Face à ces constats, j’ai été conduite à proposer un accompagnement clinique groupal pour permettre aux enseignants d’élaborer leur pratique, dans l’après-coup de leurs séances d’enseignement, au sein d’une atmosphère empreinte de respect et dans un esprit de coopération. Le but étant de les aider à trouver de nouvelles ressources pour assurer une présence vivante qui tienne dans la rencontre didactique. Dans ces groupes, il s’agit de faire vivre aux enseignants qui y participent une expérience subjective inédite et régénérante, pour qu’ils puissent articuler leur propre subjectivité professionnelle avec d’autres subjectivités professionnelles, en partageant affects et émotions dans un climat de sécurité narcissique.

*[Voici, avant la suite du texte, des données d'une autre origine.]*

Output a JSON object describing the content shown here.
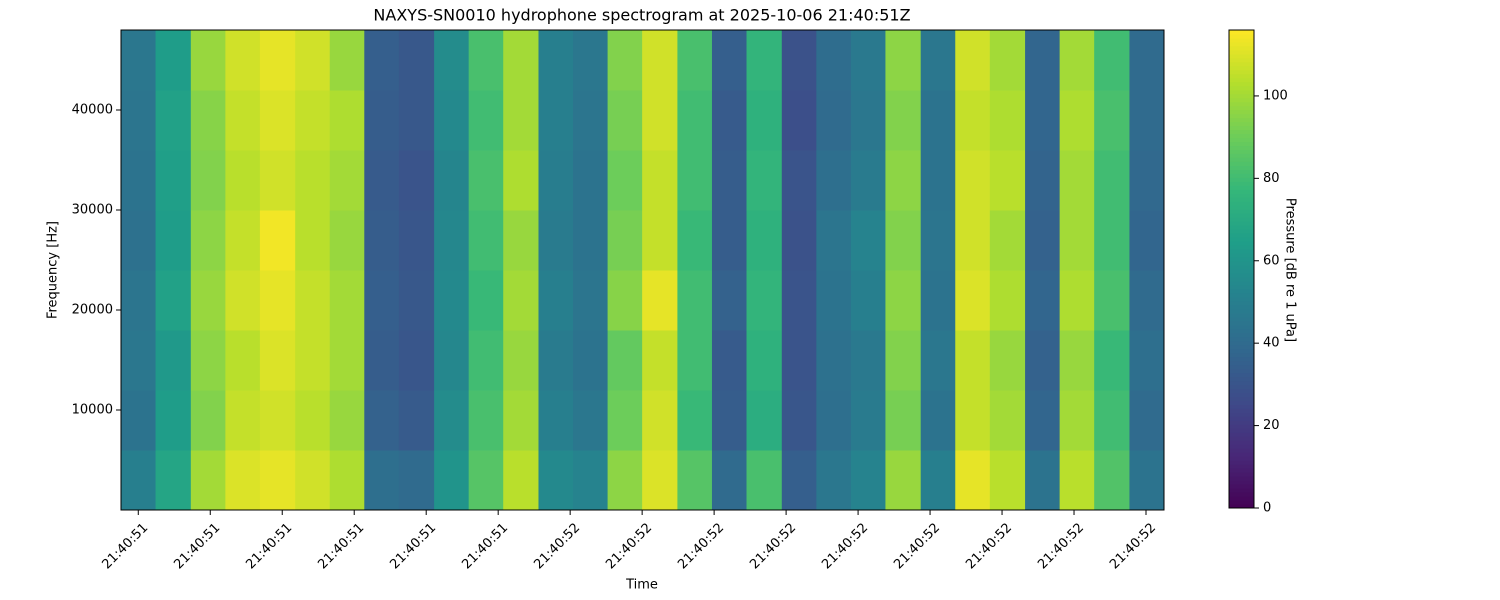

Ce travail psychique revitalisant s’effectue au rythme des séances et dans le respect de la singularité de chacun, dans une ambiance où il est possible de partager les imprévus rencontrés dans les situations apportées par chacun d’entre eux ; sans occulter les émotions qui émergent au détour des récits mais au contraire pour les transformer et se sentir émotionnellement plus dégagés, comme on peut le découvrir au fil des histoires présentées dans mon ouvrage Au risque d’enseigner .
Ce que j’ai montré dans mes recherches, c’est que la souffrance est inhérente à la construction et au maintien du lien didactique dont les enseignants ont la charge. Chaque enseignant s’en accommode à sa façon et plus ou moins confortablement, tous ont à faire avec la souffrance psychique professionnelle spécifique de leur métier. Ils développent des stratégies singulières, des modes de défense qu’il s’agit d’appréhender pour comprendre la nature de cette souffrance et pour les accompagner dans une pratique de dégagement. Ainsi, de mon point de vue, améliorer le « bien-être » des professeurs est grandement lié à la question de les aider à faire mieux circuler leur énergie psychique qui est, au fil des jours, souvent emprisonnée dans des mécanismes de défense qu’il leur est possible de desserrer. C’est en retrouvant une énergie plus fluide qu’ils pourront dégager l’espace d’enseignement pour le bien-être de leurs élèves qui ainsi risquent, à leur tour, d’être moins prisonniers des turbulences émotionnelles issues de la rencontre didactique. (Le Café Pédagogique).